Evaluating Human-AI Safety: A Framework for Measuring Harmful Capability Uplift
Summary: arXiv:2603.26676v1 Announce Type: cross
Abstract: Current frontier AI safety evaluations emphasize static benchmarks, third-party annotations, and red-teaming. In this position paper, we argue that AI safety research should focus on human-centered evaluations that measure harmful capability uplift: the marginal increase in a user’s ability to cause harm with a frontier model beyond what conventional tools already enable. We frame harmful capability uplift as a core AI safety metric, ground it in prior social science research, and provide concrete methodological guidance for systematic measurement. We conclude with actionable steps for developers, researchers, funders, and regulators to make harmful capability uplift evaluation a standard practice.
Introduction
The advancement of artificial intelligence (AI) technologies has raised significant concerns regarding safety and ethical usage. In the face of these advancements, traditional evaluation methods, such as static benchmarks and third-party annotations, may not adequately capture the complexities of human-AI interactions. This article discusses a human-centered approach to AI safety evaluation, focusing specifically on the concept of harmful capability uplift.
The Concept of Harmful Capability Uplift
Harmful capability uplift refers to the increase in a user’s ability to cause harm through the use of advanced AI models. This uplift goes beyond what current tools can achieve, highlighting the need for a new standard in safety evaluations. Understanding harmful capability uplift is essential for developing responsible AI systems that minimize risks to society.
Framework for Measurement
To effectively measure harmful capability uplift, we propose a structured framework that incorporates various methodologies:
- Empirical Research: Conduct studies to assess the potential misuse of AI technologies in real-world scenarios.
- Social Science Insights: Utilize findings from social sciences to understand human behavior and the motivations behind harmful actions.
- Scenario-Based Testing: Develop hypothetical scenarios to evaluate how AI models might facilitate harmful actions.
- Collaborative Assessments: Engage with interdisciplinary teams to gain diverse perspectives on AI safety risks.
Actionable Steps for Stakeholders
For harmful capability uplift evaluation to become a standard practice, we recommend the following actionable steps for key stakeholders:
- Developers: Integrate harmful capability uplift metrics into the AI development lifecycle to proactively identify potential risks.
- Researchers: Focus on interdisciplinary studies that explore the intersection of AI technology and human behavior.
- Funders: Support research initiatives that prioritize human-centered safety evaluations and promote transparency in AI development.

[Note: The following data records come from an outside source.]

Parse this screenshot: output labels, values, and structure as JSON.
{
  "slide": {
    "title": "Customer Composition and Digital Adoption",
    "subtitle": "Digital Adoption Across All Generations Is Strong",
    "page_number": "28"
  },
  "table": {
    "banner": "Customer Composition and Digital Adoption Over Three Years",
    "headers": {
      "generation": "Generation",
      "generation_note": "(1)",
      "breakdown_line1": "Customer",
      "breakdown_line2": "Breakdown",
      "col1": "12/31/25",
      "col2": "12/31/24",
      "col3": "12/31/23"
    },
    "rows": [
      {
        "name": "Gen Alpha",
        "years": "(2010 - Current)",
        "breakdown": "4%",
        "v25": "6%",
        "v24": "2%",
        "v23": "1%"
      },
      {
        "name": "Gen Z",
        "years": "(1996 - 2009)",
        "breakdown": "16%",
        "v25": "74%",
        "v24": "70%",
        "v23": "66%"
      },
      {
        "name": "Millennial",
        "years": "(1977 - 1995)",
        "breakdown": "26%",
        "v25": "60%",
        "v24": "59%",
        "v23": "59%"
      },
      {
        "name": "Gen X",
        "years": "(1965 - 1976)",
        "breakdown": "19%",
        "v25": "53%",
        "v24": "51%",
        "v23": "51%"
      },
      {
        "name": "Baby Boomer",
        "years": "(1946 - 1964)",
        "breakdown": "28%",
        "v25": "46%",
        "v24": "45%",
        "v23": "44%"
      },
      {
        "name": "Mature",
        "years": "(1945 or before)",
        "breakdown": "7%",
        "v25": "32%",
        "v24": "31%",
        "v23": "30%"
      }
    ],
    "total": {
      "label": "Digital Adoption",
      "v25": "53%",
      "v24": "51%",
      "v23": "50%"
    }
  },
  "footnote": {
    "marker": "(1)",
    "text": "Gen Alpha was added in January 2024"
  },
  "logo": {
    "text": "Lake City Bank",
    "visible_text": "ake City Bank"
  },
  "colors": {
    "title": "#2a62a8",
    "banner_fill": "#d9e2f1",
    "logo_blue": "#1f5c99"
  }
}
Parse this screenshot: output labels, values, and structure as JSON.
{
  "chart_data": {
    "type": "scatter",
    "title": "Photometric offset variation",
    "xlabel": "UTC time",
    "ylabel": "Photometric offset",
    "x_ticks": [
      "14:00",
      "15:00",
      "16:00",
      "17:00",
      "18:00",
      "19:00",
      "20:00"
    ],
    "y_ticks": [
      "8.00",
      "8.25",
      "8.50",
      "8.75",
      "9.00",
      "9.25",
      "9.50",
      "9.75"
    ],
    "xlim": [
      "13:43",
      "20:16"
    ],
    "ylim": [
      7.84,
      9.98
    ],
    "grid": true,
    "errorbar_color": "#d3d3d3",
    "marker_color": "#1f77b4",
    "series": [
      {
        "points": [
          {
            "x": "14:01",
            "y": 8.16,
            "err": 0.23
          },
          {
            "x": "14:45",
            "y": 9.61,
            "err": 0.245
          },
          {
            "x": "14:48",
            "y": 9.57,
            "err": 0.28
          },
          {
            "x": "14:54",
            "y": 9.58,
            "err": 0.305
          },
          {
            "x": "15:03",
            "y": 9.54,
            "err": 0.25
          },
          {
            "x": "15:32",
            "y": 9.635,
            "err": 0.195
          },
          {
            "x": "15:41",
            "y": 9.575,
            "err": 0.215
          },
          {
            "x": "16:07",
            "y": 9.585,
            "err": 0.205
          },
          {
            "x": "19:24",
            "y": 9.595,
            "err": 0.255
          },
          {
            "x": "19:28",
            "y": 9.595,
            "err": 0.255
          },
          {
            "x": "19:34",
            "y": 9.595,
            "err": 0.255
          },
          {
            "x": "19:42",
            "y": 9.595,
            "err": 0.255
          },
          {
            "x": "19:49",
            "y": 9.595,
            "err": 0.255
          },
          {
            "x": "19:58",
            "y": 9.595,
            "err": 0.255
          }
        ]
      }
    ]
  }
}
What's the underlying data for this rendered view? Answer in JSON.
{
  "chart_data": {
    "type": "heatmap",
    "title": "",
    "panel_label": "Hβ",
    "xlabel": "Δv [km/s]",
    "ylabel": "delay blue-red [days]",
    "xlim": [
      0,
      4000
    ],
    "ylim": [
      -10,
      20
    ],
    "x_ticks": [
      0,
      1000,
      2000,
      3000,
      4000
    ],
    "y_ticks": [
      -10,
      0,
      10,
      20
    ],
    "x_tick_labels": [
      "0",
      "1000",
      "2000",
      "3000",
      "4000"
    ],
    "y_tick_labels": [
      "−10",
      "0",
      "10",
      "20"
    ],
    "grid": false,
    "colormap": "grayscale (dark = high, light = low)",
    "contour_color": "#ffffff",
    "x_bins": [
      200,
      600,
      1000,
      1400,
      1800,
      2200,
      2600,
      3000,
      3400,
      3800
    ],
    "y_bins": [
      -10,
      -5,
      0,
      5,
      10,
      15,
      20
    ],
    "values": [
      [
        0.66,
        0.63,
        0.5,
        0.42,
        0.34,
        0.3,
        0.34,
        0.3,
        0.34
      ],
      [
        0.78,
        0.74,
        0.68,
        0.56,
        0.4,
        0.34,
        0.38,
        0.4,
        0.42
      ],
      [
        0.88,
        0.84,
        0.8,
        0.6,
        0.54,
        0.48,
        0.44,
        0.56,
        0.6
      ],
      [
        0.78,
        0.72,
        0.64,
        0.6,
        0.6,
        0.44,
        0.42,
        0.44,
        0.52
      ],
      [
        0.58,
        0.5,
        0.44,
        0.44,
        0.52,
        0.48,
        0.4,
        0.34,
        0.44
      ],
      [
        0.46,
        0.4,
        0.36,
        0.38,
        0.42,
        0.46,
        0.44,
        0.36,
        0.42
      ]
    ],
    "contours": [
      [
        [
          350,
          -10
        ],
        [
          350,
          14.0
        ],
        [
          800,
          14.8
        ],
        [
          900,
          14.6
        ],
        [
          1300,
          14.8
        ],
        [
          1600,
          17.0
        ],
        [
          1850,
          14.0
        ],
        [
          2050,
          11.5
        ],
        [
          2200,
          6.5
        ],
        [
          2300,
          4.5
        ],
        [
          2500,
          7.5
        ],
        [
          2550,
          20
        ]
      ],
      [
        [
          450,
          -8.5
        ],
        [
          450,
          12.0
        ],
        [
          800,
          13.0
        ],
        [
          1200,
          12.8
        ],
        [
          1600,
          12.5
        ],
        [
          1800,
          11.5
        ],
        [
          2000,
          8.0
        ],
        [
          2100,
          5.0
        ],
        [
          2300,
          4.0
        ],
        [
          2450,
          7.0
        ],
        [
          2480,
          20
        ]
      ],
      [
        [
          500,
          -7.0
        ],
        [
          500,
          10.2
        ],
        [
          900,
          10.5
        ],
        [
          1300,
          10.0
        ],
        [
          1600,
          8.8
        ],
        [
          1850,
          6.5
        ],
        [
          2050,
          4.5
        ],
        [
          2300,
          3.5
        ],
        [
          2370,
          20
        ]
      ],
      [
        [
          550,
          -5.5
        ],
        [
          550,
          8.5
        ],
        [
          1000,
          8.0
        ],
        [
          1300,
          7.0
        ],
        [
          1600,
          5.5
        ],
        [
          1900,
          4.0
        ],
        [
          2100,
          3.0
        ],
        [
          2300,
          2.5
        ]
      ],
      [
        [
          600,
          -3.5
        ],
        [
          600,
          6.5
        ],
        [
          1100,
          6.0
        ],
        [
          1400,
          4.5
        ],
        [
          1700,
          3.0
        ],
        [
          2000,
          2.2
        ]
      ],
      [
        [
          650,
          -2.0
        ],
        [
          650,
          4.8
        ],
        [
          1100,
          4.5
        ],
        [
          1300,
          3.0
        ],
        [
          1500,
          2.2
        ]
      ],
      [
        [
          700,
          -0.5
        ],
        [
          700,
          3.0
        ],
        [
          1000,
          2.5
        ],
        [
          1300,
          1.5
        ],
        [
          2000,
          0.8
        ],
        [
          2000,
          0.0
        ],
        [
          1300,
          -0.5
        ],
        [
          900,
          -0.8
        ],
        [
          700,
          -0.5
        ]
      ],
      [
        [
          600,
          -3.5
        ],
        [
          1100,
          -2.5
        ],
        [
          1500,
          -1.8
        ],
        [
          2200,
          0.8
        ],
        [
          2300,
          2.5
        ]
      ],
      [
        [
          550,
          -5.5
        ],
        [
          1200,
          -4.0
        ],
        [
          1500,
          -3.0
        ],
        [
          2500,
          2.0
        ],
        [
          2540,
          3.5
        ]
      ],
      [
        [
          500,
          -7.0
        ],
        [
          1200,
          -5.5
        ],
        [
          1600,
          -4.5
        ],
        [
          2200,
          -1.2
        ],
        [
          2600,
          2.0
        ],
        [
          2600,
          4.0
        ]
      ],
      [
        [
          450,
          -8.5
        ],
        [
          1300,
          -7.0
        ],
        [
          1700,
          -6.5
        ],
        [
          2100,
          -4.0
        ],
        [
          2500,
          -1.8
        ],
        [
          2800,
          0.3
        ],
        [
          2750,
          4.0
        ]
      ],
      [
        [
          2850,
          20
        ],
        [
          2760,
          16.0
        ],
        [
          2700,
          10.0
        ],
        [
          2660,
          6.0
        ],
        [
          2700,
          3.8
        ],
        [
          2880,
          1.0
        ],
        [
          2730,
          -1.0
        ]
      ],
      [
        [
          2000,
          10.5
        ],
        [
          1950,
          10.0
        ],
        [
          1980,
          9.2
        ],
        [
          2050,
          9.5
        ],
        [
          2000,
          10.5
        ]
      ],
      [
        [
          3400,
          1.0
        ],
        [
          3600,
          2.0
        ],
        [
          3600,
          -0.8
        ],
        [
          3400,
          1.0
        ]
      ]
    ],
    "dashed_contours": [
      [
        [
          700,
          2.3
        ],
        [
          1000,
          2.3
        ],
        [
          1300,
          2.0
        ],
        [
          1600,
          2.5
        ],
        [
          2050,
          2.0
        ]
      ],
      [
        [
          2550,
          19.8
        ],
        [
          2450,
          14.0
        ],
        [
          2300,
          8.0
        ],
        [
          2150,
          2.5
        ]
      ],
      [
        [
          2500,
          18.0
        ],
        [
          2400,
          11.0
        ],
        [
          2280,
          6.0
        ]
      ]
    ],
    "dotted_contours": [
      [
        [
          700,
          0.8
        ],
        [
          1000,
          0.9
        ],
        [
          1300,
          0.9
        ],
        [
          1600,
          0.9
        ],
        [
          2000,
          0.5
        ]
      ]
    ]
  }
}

- Regulators: Establish guidelines that mandate the assessment of harmful capability uplift as part of AI safety compliance.
Conclusion
The need for a robust framework to evaluate harmful capability uplift is more pressing than ever as AI technologies continue to evolve. By adopting a human-centered approach and implementing systematic measurement methods, we can create safer AI systems that prioritize societal well-being. It is crucial for all stakeholders, including developers, researchers, funders, and regulators, to collaborate in making harmful capability uplift evaluation a fundamental aspect of AI safety.